|photo by fdecomite|
The question occasionally comes up around this idea of past golden ages – if its true, why isn’t there more archaeological evidence? Well, for one thing, because we’ve not looked for it. Science would not fund such research. It doesn’t fit the model. Aside from some conjectural stuff like “Chariots of the Gods” in the ’60’s, there is little widespread knowledge of the distant past. Yet there is ample evidence of megalithic structures all over the world. Certainly, the pyramids are best known, but these also exist in China, Japan, Mexico, and more. And they notably have similar group alignments. There are structures in Egypt that even today engineers are not capable of erecting. And the story of how the pyramids were built is hogwash. Palm trees cannot support weight, no mater how many slaves you add.
Another factor is earth changes. The exact fitting structures off Bermuda and Japan now sit in the ocean. Time and entropy destroy a great deal of evidence. But there are also very old texts that are sparsely translated with detailed instructions for building flying machines, navigational instruments and more. The Vimanas of India, for example.

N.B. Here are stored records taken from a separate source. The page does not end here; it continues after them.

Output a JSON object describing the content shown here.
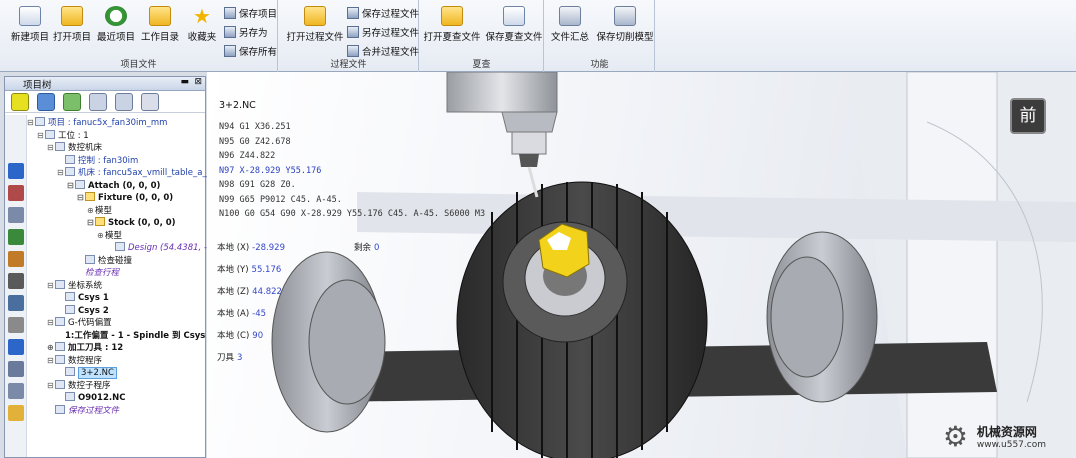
{
  "ribbon": {
    "groups": [
      {
        "label": "项目文件"
      },
      {
        "label": "过程文件"
      },
      {
        "label": "夏查"
      },
      {
        "label": "功能"
      }
    ],
    "buttons": {
      "new_project": "新建项目",
      "open_project": "打开项目",
      "recent_project": "最近项目",
      "work_dir": "工作目录",
      "favorites": "收藏夹",
      "save_project": "保存项目",
      "save_as": "另存为",
      "save_all": "保存所有",
      "open_process": "打开过程文件",
      "save_process": "保存过程文件",
      "save_process_as": "另存过程文件",
      "merge_process": "合并过程文件",
      "open_review": "打开夏查文件",
      "save_review": "保存夏查文件",
      "file_summary": "文件汇总",
      "save_cut_model": "保存切削模型"
    }
  },
  "panel": {
    "title": "项目树",
    "pin": "▬",
    "close": "⊠"
  },
  "tree": [
    {
      "text": "项目 : fanuc5x_fan30im_mm",
      "cls": "blue",
      "icon": "doc",
      "tog": "⊟"
    },
    {
      "text": "工位 : 1",
      "cls": "",
      "icon": "doc",
      "tog": "⊟"
    },
    {
      "text": "数控机床",
      "cls": "",
      "icon": "doc",
      "tog": "⊟"
    },
    {
      "text": "控制 : fan30im",
      "cls": "blue",
      "icon": "doc",
      "tog": ""
    },
    {
      "text": "机床 : fancu5ax_vmill_table_a_t",
      "cls": "blue",
      "icon": "doc",
      "tog": "⊟"
    },
    {
      "text": "Attach (0, 0, 0)",
      "cls": "bold",
      "icon": "doc",
      "tog": "⊟"
    },
    {
      "text": "Fixture (0, 0, 0)",
      "cls": "bold",
      "icon": "yellow",
      "tog": "⊟"
    },
    {
      "text": "模型",
      "cls": "",
      "icon": "",
      "tog": "⊕"
    },
    {
      "text": "Stock (0, 0, 0)",
      "cls": "bold",
      "icon": "yellow",
      "tog": "⊟"
    },
    {
      "text": "模型",
      "cls": "",
      "icon": "",
      "tog": "⊕"
    },
    {
      "text": "Design (54.4381, -",
      "cls": "purple",
      "icon": "doc",
      "tog": ""
    },
    {
      "text": "检查碰撞",
      "cls": "",
      "icon": "doc",
      "tog": ""
    },
    {
      "text": "检查行程",
      "cls": "purple",
      "icon": "",
      "tog": ""
    },
    {
      "text": "坐标系统",
      "cls": "",
      "icon": "doc",
      "tog": "⊟"
    },
    {
      "text": "Csys 1",
      "cls": "bold",
      "icon": "doc",
      "tog": ""
    },
    {
      "text": "Csys 2",
      "cls": "bold",
      "icon": "doc",
      "tog": ""
    },
    {
      "text": "G-代码偏置",
      "cls": "",
      "icon": "doc",
      "tog": "⊟"
    },
    {
      "text": "1:工作偏置 - 1 - Spindle 到 Csys 1",
      "cls": "bold",
      "icon": "",
      "tog": ""
    },
    {
      "text": "加工刀具 : 12",
      "cls": "bold",
      "icon": "doc",
      "tog": "⊕"
    },
    {
      "text": "数控程序",
      "cls": "",
      "icon": "doc",
      "tog": "⊟"
    },
    {
      "text": "3+2.NC",
      "cls": "hl",
      "icon": "doc",
      "tog": ""
    },
    {
      "text": "数控子程序",
      "cls": "",
      "icon": "doc",
      "tog": "⊟"
    },
    {
      "text": "O9012.NC",
      "cls": "bold",
      "icon": "doc",
      "tog": ""
    },
    {
      "text": "保存过程文件",
      "cls": "purple",
      "icon": "doc",
      "tog": ""
    }
  ],
  "viewport": {
    "program_name": "3+2.NC",
    "nc_lines": [
      {
        "text": "N94 G1 X36.251",
        "cls": ""
      },
      {
        "text": "N95 G0 Z42.678",
        "cls": ""
      },
      {
        "text": "N96 Z44.822",
        "cls": ""
      },
      {
        "text": "N97 X-28.929 Y55.176",
        "cls": "blue"
      },
      {
        "text": "N98 G91 G28 Z0.",
        "cls": ""
      },
      {
        "text": "N99 G65 P9012 C45. A-45.",
        "cls": ""
      },
      {
        "text": "N100 G0 G54 G90 X-28.929 Y55.176 C45. A-45. S6000 M3",
        "cls": ""
      }
    ],
    "positions": [
      {
        "label": "本地 (X)",
        "value": "-28.929"
      },
      {
        "label": "本地 (Y)",
        "value": "55.176"
      },
      {
        "label": "本地 (Z)",
        "value": "44.822"
      },
      {
        "label": "本地 (A)",
        "value": "-45"
      },
      {
        "label": "本地 (C)",
        "value": "90"
      }
    ],
    "remaining_label": "剩余",
    "remaining_value": "0",
    "tool_label": "刀具",
    "tool_value": "3",
    "view_cube": "前"
  },
  "watermark": {
    "name": "机械资源网",
    "url": "www.u557.com"
  },
  "colors": {
    "accent": "#3a6fd8",
    "nc_blue": "#2a3fbf",
    "part_yellow": "#f2d21a"
  }
}
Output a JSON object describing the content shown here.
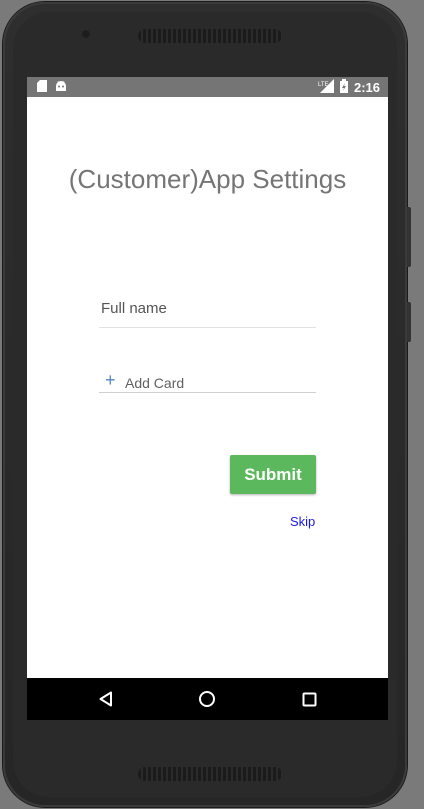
{
  "status_bar": {
    "time": "2:16",
    "left_icons": [
      "sd-card-icon",
      "android-icon"
    ],
    "right_icons": [
      "lte-signal-icon",
      "battery-charging-icon"
    ]
  },
  "screen": {
    "title": "(Customer)App Settings",
    "full_name_placeholder": "Full name",
    "add_card_icon": "plus-icon",
    "add_card_label": "Add Card",
    "submit_label": "Submit",
    "skip_label": "Skip"
  },
  "navigation_bar": {
    "buttons": [
      "back-icon",
      "home-icon",
      "recents-icon"
    ]
  },
  "colors": {
    "status_bar_bg": "#757575",
    "submit_bg": "#5cb85c",
    "skip_link": "#1a1ae6",
    "title_text": "#757575",
    "nav_bar_bg": "#000000"
  }
}
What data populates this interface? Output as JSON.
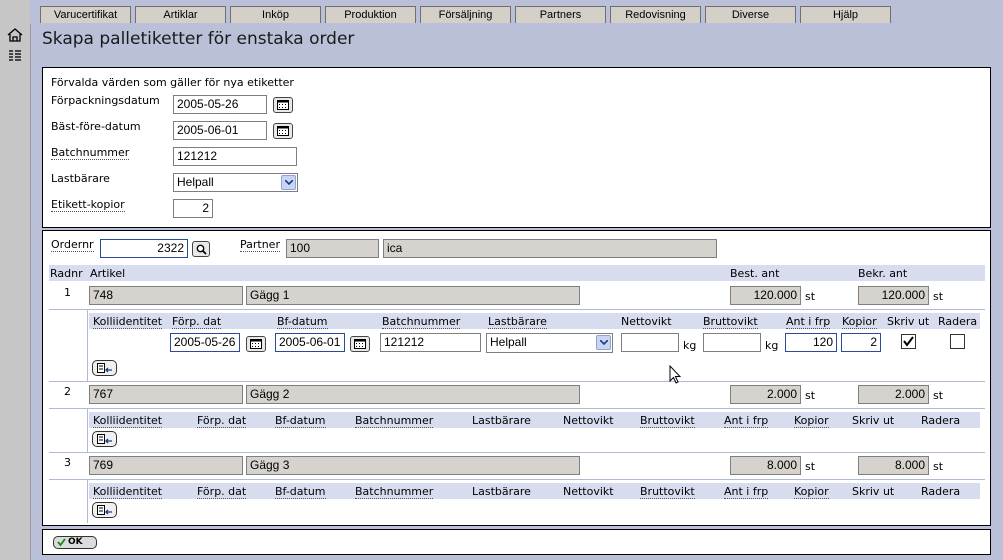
{
  "tabs": [
    "Varucertifikat",
    "Artiklar",
    "Inköp",
    "Produktion",
    "Försäljning",
    "Partners",
    "Redovisning",
    "Diverse",
    "Hjälp"
  ],
  "page_title": "Skapa palletiketter för enstaka order",
  "defaults": {
    "heading": "Förvalda värden som gäller för nya etiketter",
    "forpackningsdatum_label": "Förpackningsdatum",
    "forpackningsdatum": "2005-05-26",
    "bast_fore_label": "Bäst-före-datum",
    "bast_fore": "2005-06-01",
    "batchnummer_label": "Batchnummer",
    "batchnummer": "121212",
    "lastbarare_label": "Lastbärare",
    "lastbarare": "Helpall",
    "kopior_label": "Etikett-kopior",
    "kopior": "2"
  },
  "order": {
    "ordernr_label": "Ordernr",
    "ordernr": "2322",
    "partner_label": "Partner",
    "partner_id": "100",
    "partner_name": "ica"
  },
  "table_headers": {
    "radnr": "Radnr",
    "artikel": "Artikel",
    "best_ant": "Best. ant",
    "bekr_ant": "Bekr. ant"
  },
  "sub_headers": {
    "kolli": "Kolliidentitet",
    "forp_dat": "Förp. dat",
    "bf_datum": "Bf-datum",
    "batchnummer": "Batchnummer",
    "lastbarare": "Lastbärare",
    "nettovikt": "Nettovikt",
    "bruttovikt": "Bruttovikt",
    "ant_i_frp": "Ant i frp",
    "kopior": "Kopior",
    "skriv_ut": "Skriv ut",
    "radera": "Radera"
  },
  "unit_st": "st",
  "unit_kg": "kg",
  "rows": [
    {
      "radnr": "1",
      "artikel_nr": "748",
      "artikel_namn": "Gägg 1",
      "best_ant": "120.000",
      "bekr_ant": "120.000"
    },
    {
      "radnr": "2",
      "artikel_nr": "767",
      "artikel_namn": "Gägg 2",
      "best_ant": "2.000",
      "bekr_ant": "2.000"
    },
    {
      "radnr": "3",
      "artikel_nr": "769",
      "artikel_namn": "Gägg 3",
      "best_ant": "8.000",
      "bekr_ant": "8.000"
    }
  ],
  "label_row": {
    "kolli": "",
    "forp_dat": "2005-05-26",
    "bf_datum": "2005-06-01",
    "batchnummer": "121212",
    "lastbarare": "Helpall",
    "nettovikt": "",
    "bruttovikt": "",
    "ant_i_frp": "120",
    "kopior": "2",
    "skriv_ut": true,
    "radera": false
  },
  "ok_label": "OK"
}
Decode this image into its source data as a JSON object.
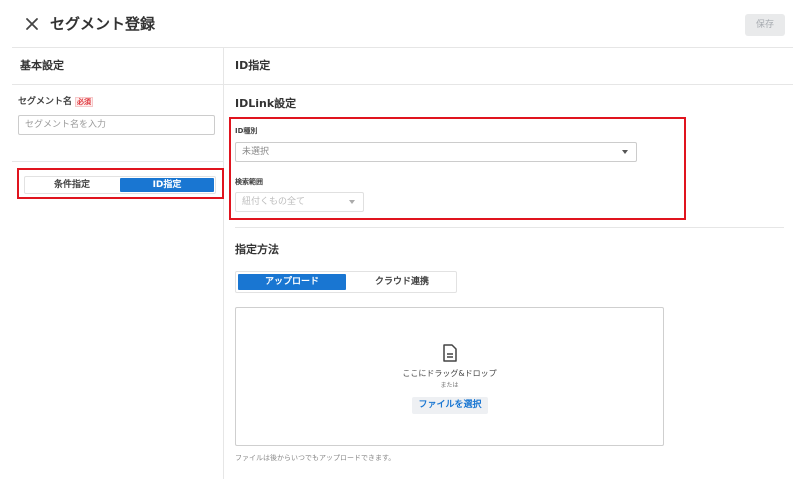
{
  "header": {
    "title": "セグメント登録",
    "save_label": "保存"
  },
  "left": {
    "section_title": "基本設定",
    "segment_name_label": "セグメント名",
    "required_badge": "必須",
    "segment_name_placeholder": "セグメント名を入力",
    "segment_name_value": "",
    "mode_options": [
      "条件指定",
      "ID指定"
    ],
    "mode_selected": "ID指定"
  },
  "right": {
    "section_title": "ID指定",
    "idlink": {
      "title": "IDLink設定",
      "id_type_label": "ID種別",
      "id_type_value": "未選択",
      "search_scope_label": "検索範囲",
      "search_scope_value": "紐付くもの全て"
    },
    "method": {
      "title": "指定方法",
      "options": [
        "アップロード",
        "クラウド連携"
      ],
      "selected": "アップロード"
    },
    "upload": {
      "drop_text": "ここにドラッグ&ドロップ",
      "or_text": "または",
      "choose_label": "ファイルを選択",
      "hint": "ファイルは後からいつでもアップロードできます。"
    }
  },
  "colors": {
    "accent": "#1976d2",
    "highlight_box": "#e0141e",
    "required": "#e0383e"
  }
}
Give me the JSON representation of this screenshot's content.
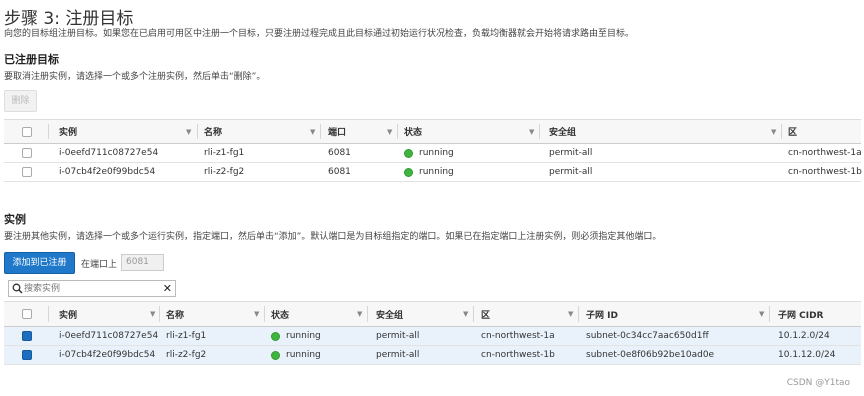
{
  "page": {
    "title": "步骤 3: 注册目标",
    "subtitle": "向您的目标组注册目标。如果您在已启用可用区中注册一个目标，只要注册过程完成且此目标通过初始运行状况检查，负载均衡器就会开始将请求路由至目标。"
  },
  "registered": {
    "heading": "已注册目标",
    "description": "要取消注册实例，请选择一个或多个注册实例，然后单击“删除”。",
    "delete_button": "删除",
    "columns": [
      "实例",
      "名称",
      "端口",
      "状态",
      "安全组",
      "区"
    ],
    "rows": [
      {
        "instance": "i-0eefd711c08727e54",
        "name": "rli-z1-fg1",
        "port": "6081",
        "status": "running",
        "sg": "permit-all",
        "zone": "cn-northwest-1a"
      },
      {
        "instance": "i-07cb4f2e0f99bdc54",
        "name": "rli-z2-fg2",
        "port": "6081",
        "status": "running",
        "sg": "permit-all",
        "zone": "cn-northwest-1b"
      }
    ]
  },
  "instances": {
    "heading": "实例",
    "description": "要注册其他实例，请选择一个或多个运行实例，指定端口，然后单击“添加”。默认端口是为目标组指定的端口。如果已在指定端口上注册实例，则必须指定其他端口。",
    "add_button": "添加到已注册",
    "port_label": "在端口上",
    "port_value": "6081",
    "search_placeholder": "搜索实例",
    "columns": [
      "实例",
      "名称",
      "状态",
      "安全组",
      "区",
      "子网 ID",
      "子网 CIDR"
    ],
    "rows": [
      {
        "instance": "i-0eefd711c08727e54",
        "name": "rli-z1-fg1",
        "status": "running",
        "sg": "permit-all",
        "zone": "cn-northwest-1a",
        "subnet": "subnet-0c34cc7aac650d1ff",
        "cidr": "10.1.2.0/24",
        "checked": true
      },
      {
        "instance": "i-07cb4f2e0f99bdc54",
        "name": "rli-z2-fg2",
        "status": "running",
        "sg": "permit-all",
        "zone": "cn-northwest-1b",
        "subnet": "subnet-0e8f06b92be10ad0e",
        "cidr": "10.1.12.0/24",
        "checked": true
      }
    ]
  },
  "watermark": "CSDN @Y1tao",
  "colors": {
    "primary": "#1f78c9",
    "running": "#3fb53f",
    "selected_row": "#e9f2fb"
  }
}
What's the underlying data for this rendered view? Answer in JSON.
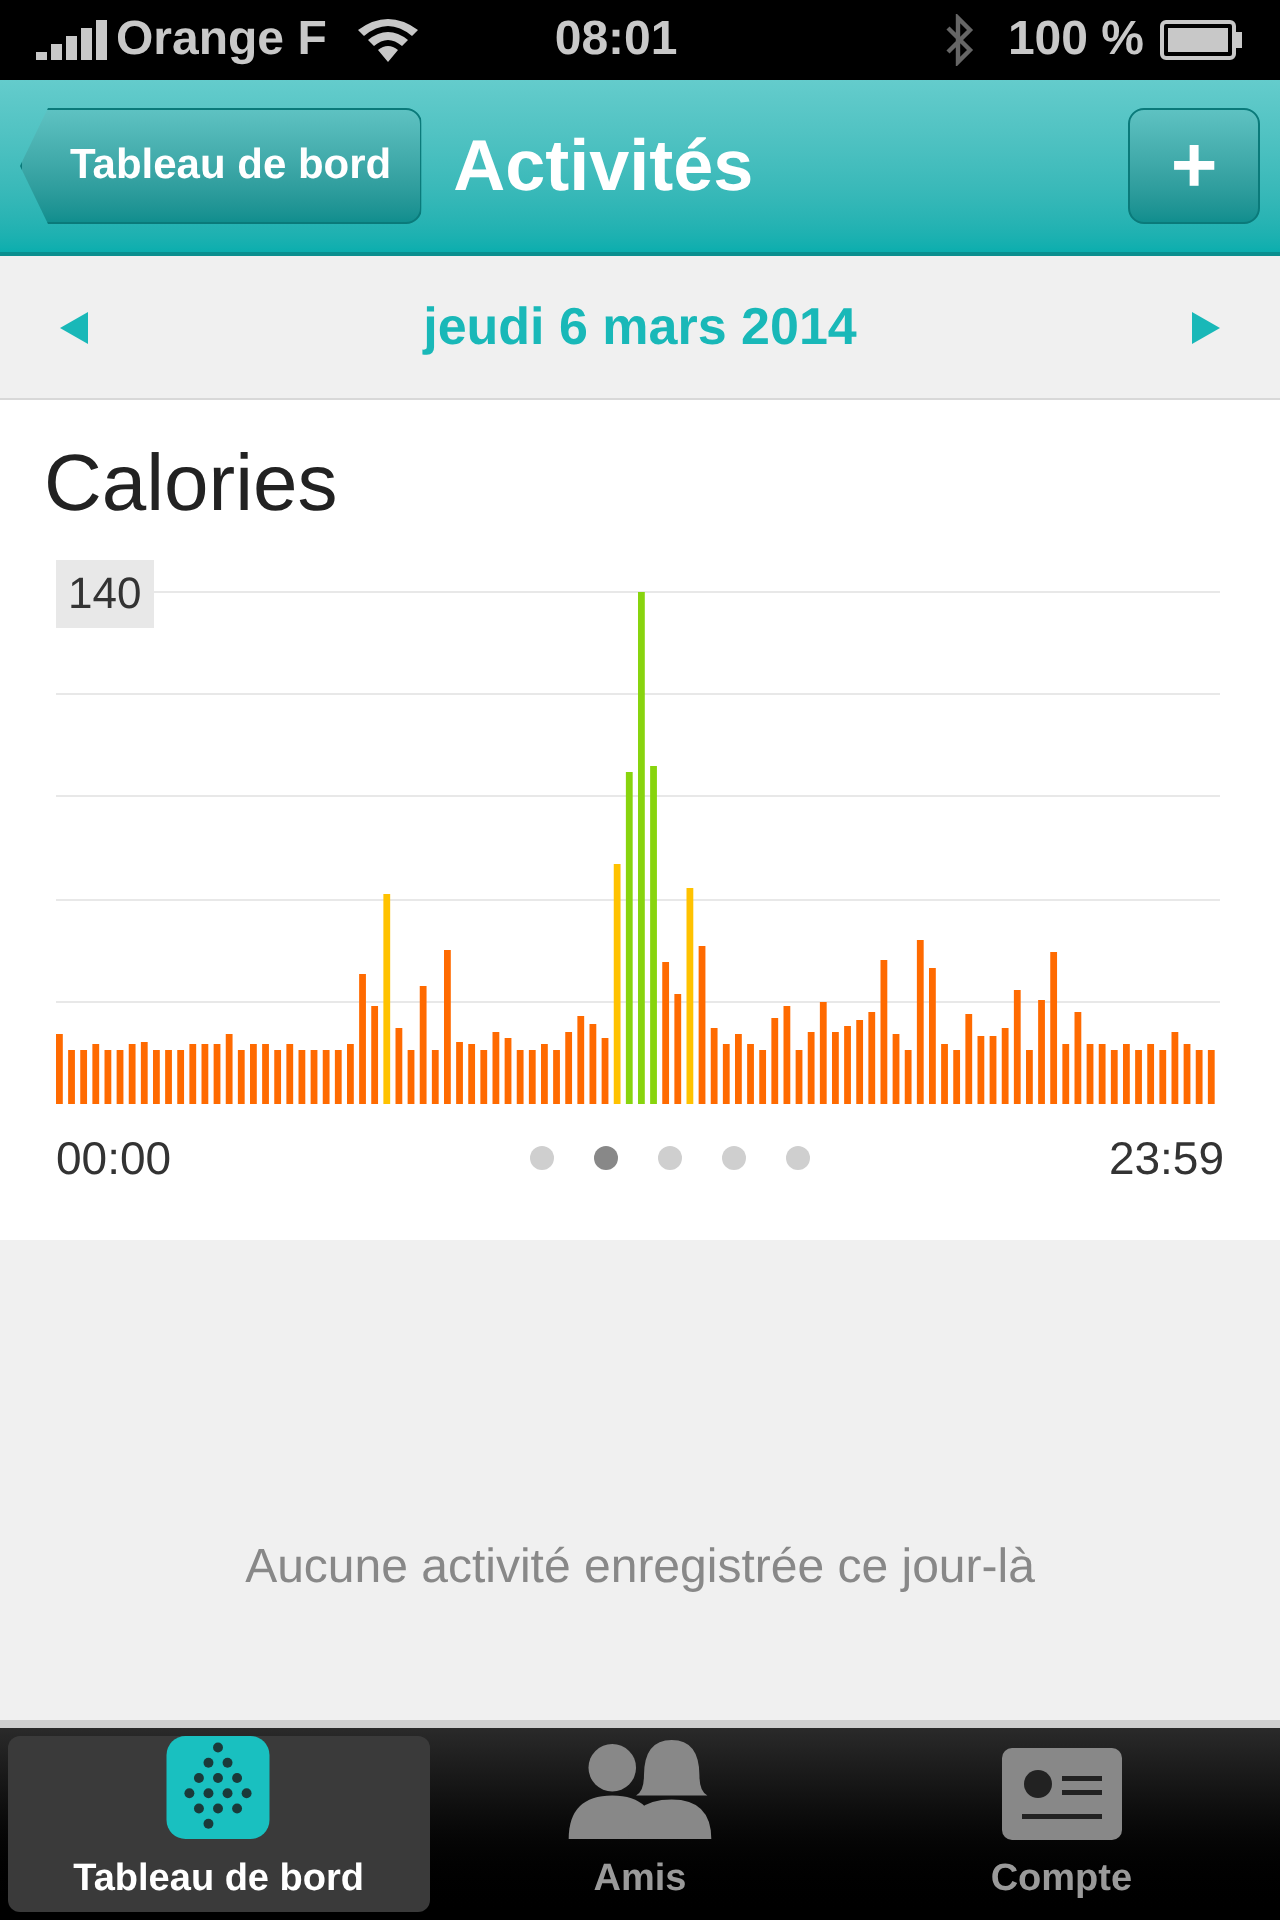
{
  "status_bar": {
    "carrier": "Orange F",
    "time": "08:01",
    "battery": "100 %"
  },
  "nav_bar": {
    "back": "Tableau de bord",
    "title": "Activités",
    "add": "+"
  },
  "date_bar": {
    "date": "jeudi 6 mars 2014"
  },
  "calories": {
    "title": "Calories",
    "max_label": "140",
    "start_time": "00:00",
    "end_time": "23:59"
  },
  "pages": [
    {
      "selected": false
    },
    {
      "selected": true
    },
    {
      "selected": false
    },
    {
      "selected": false
    },
    {
      "selected": false
    }
  ],
  "empty_message": "Aucune activité enregistrée ce jour-là",
  "tabs": [
    {
      "label": "Tableau de bord",
      "selected": true
    },
    {
      "label": "Amis",
      "selected": false
    },
    {
      "label": "Compte",
      "selected": false
    }
  ]
}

Of course there are lots of theories and ideas about what we don’t know. Humans are great for taking what is known and projecting it into the trash. But there is one trend that seems obvious on reflection.
The hardware stage of technology lasts just a few hundred years. At a certain point, discoveries are made on how to work with energy and forces more directly. Less hardware is required, thus less evidence. Further along, knowledge of consciousness expands into the “siddhi” range and we learn to do simply with awareness.
As a result, the ravages of time and the earth and the folly of man (such as burning the library at Alexandria) leave little evidence for the brief and passing hardware phase. The one we’re in.